それに内心関わらないで欲しいと感じていたが、表に出さず彼女は丁寧に対応をしてきた。そんな日々が続いていたが、クライスはユーリシアに今のような質問をしたのだ。自分の行いは迷惑だろうかと。それに彼女は、初めて言葉を詰まらせる。彼は本当に、ただ自分のことを心配してくれているだけだと改めて実感したからだ。
誰にも必要とされていない自分を、心配してくれる人がいる。その時の彼にとっては、きっと身近な女の子だからという理由だろう。それでも彼女にとっては、それだけのことが嬉しかった。そうだ、彼が声をかけてくれていたことに自分は確かに嬉しいと感じていたとわかった。
そして、気づいたのだ。あの男の影を気にしすぎている己に。反抗しようと足掻いても、結局囚われているだけの自分自身に。なんであの男を中心に考えて、私が行動しなければならない。自らの感情を抑えなければならないのだと思った。自覚するとだんだん溜めてきた鬱憤が表に現れ、そして「よし、蹴落とそう」と見事に爆発したのだ。
その日から、吹っ切れたユーリシアは唯我独尊に進むことを決めたのであった。
「そんなことはありません。クライス様からの気持ちを、私は嬉しいと感じています」
あの時と同じ返答をしたユーリシアは、仕方がなさそうに笑いながらもらった贈り物を大切にしまった。中身が鞭なことに思考が少々とんだが、贈り物をもらえたことは素直に感謝している。きっとかなり悩んで選んだことだろう。今手に持っている物を叩き返すのと、彼の安心したような笑みを見られるかなら、後者を選べるぐらいには、彼女の彼に対する許容範囲は深かった。
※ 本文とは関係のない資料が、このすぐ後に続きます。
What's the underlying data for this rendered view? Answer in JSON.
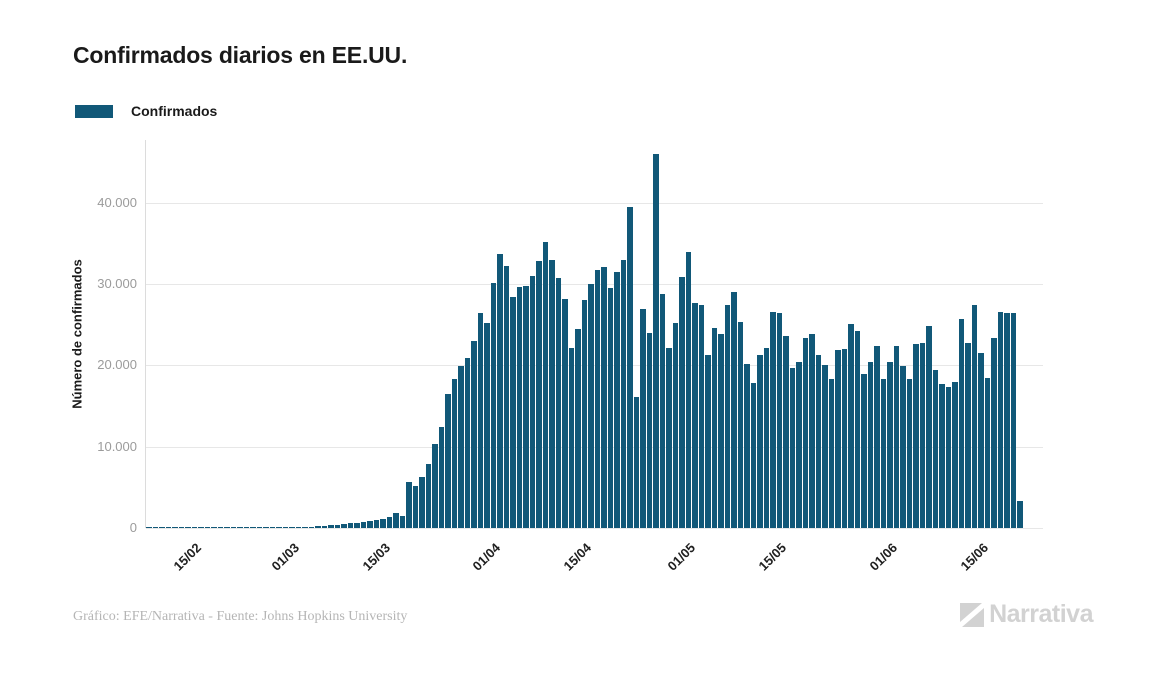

とりあえず、女性の感性を彼に勉強させて、無自覚性癖の嵐に巻き込ませない様にしようと彼女は決意する。シーヴァあたりを変態の防波堤にすれば、多少抑えられるだろう。国のためにもなる。クライスはシーヴァを尊敬しているようなので、恩師として招き入れても問題ないと覇王様は考えた。彼の次の仕事が、容赦なく決まった瞬間であった。
「クライス様、よろしければ今度の休みに外出しませんか。お買いものでもしましょう」
「えっ……、私とユーリシアとで?」
「はい、お忍びで護衛は当然つけますがいかがですか」
「もちろん、行こう」
効果音がつきそうなぐらい尻尾を振り回しているであろうワンコの姿に、覇王様はほっこりした。女性への感性は、買い物などで培わせていこう。あと彼への贈り物は、首につける感じがやっぱりいいだろうか。そんな想像を膨らませながら、彼らもほのぼのとした日常を過ごしていくのであった。